The Personal Data provided in this form may be used in connection with processing your appointment of proxy at the Company’s extraordinary general meeting and instructions. Your supply of the Personal Data to the Company and/or its branch share registrar is on a voluntary basis. However, we may not be able to effect the appointment of your proxy and instructions unless you provide us with the Personal Data.
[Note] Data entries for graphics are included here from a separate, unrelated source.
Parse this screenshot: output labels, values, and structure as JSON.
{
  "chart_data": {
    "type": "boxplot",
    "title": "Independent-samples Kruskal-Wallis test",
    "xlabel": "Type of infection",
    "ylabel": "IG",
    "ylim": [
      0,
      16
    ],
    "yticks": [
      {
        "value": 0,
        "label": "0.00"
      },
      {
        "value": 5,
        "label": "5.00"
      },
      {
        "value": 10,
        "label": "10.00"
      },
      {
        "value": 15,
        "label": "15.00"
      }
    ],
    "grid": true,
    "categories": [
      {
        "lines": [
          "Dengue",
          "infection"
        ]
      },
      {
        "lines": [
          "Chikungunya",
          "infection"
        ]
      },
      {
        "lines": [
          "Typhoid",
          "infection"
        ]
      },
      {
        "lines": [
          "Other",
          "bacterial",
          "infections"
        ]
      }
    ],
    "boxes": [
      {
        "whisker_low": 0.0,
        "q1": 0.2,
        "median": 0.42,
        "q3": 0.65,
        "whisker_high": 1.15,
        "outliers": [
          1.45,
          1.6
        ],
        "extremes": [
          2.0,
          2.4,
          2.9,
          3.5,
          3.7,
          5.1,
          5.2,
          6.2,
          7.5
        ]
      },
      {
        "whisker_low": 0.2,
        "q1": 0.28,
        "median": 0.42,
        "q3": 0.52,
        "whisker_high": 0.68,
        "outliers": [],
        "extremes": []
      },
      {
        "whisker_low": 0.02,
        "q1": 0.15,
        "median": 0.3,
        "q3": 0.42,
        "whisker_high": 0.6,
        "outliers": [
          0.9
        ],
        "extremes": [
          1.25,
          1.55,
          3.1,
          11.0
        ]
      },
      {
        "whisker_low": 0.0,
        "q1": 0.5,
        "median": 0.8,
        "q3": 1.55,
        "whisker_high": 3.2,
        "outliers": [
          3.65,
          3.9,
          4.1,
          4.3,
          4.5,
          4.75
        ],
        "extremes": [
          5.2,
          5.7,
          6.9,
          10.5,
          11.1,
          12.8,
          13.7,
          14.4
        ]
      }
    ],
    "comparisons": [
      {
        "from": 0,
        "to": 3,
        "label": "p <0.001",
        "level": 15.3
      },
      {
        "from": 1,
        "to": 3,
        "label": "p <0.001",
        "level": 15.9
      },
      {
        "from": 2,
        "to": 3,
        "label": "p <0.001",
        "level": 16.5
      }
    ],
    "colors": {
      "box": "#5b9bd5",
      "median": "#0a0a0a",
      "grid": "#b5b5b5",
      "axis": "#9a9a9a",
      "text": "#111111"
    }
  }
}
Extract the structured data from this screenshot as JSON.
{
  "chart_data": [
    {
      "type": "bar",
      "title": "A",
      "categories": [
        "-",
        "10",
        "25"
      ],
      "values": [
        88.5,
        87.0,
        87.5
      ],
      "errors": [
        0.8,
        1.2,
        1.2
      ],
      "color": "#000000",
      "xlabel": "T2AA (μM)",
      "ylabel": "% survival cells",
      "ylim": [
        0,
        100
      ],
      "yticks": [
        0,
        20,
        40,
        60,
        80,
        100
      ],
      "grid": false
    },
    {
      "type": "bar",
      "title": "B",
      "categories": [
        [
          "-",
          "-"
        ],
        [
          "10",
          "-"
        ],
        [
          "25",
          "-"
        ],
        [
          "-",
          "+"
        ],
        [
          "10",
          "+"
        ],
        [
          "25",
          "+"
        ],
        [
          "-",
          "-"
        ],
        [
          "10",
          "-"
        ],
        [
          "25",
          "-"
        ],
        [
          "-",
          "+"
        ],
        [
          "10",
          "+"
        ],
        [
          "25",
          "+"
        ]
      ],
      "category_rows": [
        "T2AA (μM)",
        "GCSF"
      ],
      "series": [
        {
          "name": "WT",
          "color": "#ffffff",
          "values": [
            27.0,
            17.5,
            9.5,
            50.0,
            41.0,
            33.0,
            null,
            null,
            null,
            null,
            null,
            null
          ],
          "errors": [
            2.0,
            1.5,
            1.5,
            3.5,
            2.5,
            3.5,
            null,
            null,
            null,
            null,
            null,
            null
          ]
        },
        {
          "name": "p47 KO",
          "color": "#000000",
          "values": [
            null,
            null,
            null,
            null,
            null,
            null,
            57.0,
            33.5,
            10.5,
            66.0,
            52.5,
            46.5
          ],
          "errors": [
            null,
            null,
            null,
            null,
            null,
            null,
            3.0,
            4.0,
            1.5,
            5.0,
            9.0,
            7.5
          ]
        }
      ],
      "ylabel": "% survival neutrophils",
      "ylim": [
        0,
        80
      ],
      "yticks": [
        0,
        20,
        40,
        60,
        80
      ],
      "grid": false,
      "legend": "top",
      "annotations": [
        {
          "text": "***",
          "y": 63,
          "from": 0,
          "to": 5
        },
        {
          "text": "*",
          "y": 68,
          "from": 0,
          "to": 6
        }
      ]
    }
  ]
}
The Personal Data will not be transferred to any party outside the Company or its branch share registrar, unless it is required to do so by law, for example, in response to a court order or a law enforcement agency’s request.

The Personal Data collected in this form of proxy will be retained for such period as may be necessary for our record, verification and notification purposes, and this form of proxy together with the Personal Data contained in this form will be destroyed no later than 1 year after the extraordinary general meeting.

You and your appointed proxy have the right to request access to and/or correction of the respective Personal Data in accordance with the provisions of the PDPO. Any such request for access to and/or correction of the Personal Data should be in writing and sent by post to Personal Data Privacy Officer of Computershare Hong Kong Investor Services Limited, at 17M Floor, Hopewell Centre, 183 Queen’s Road East, Wanchai, Hong Kong.